If a function's derivative is always negative, it means that the function is decreasing for all values in its domain.

The derivative of a function represents the rate of change of the function. If the derivative is positive, the function is increasing; if negative, the function is decreasing.

Critical points are values in the domain of a function where the derivative is either zero or undefined. They are potential locations for local maxima and minima.

The Mean Value Theorem states that if a function is continuous on a closed interval [a, b] and differentiable on the open interval (a, b), then there exists at least one c in (a, b) such that f'(c) = (f(b) - f(a)) / (b - a).

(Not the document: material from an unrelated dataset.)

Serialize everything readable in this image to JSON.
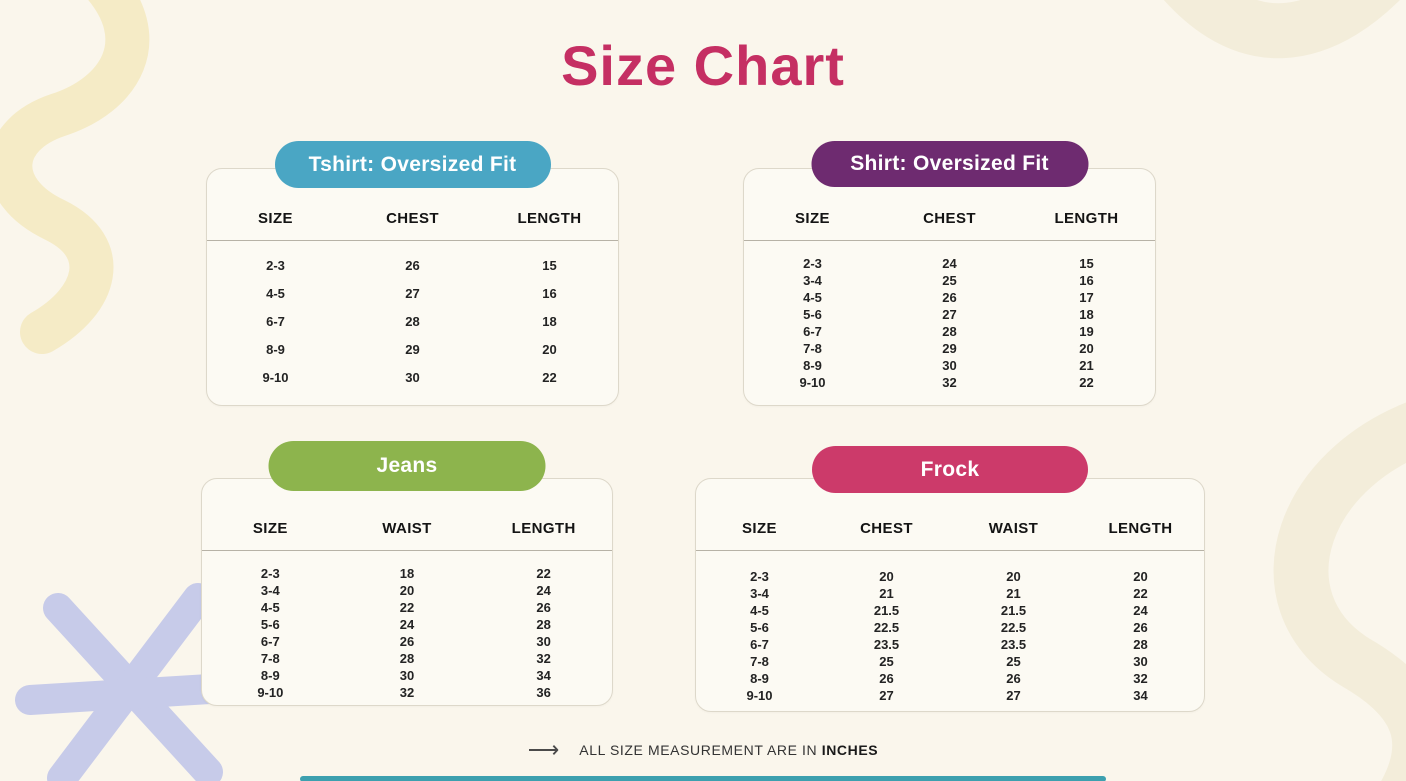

Concavity refers to the direction in which a curve bends. A function is concave up if its second derivative is positive, and concave down if its second derivative is negative.

Inflection points are points on the graph of a function where the concavity changes. They occur where the second derivative is zero or undefined.

A function is increasing on an interval if its derivative is positive throughout that interval, and decreasing if its derivative is negative.

A local maximum is a point in the domain of a function where the function value is greater than the values of the function at nearby points.

A local minimum is a point in the domain of a function where the function value is less than the values of the function at nearby points.

The first derivative test is a method used to determine whether a critical point is a local maximum, local minimum, or neither by analyzing the sign of the derivative before and after the critical point.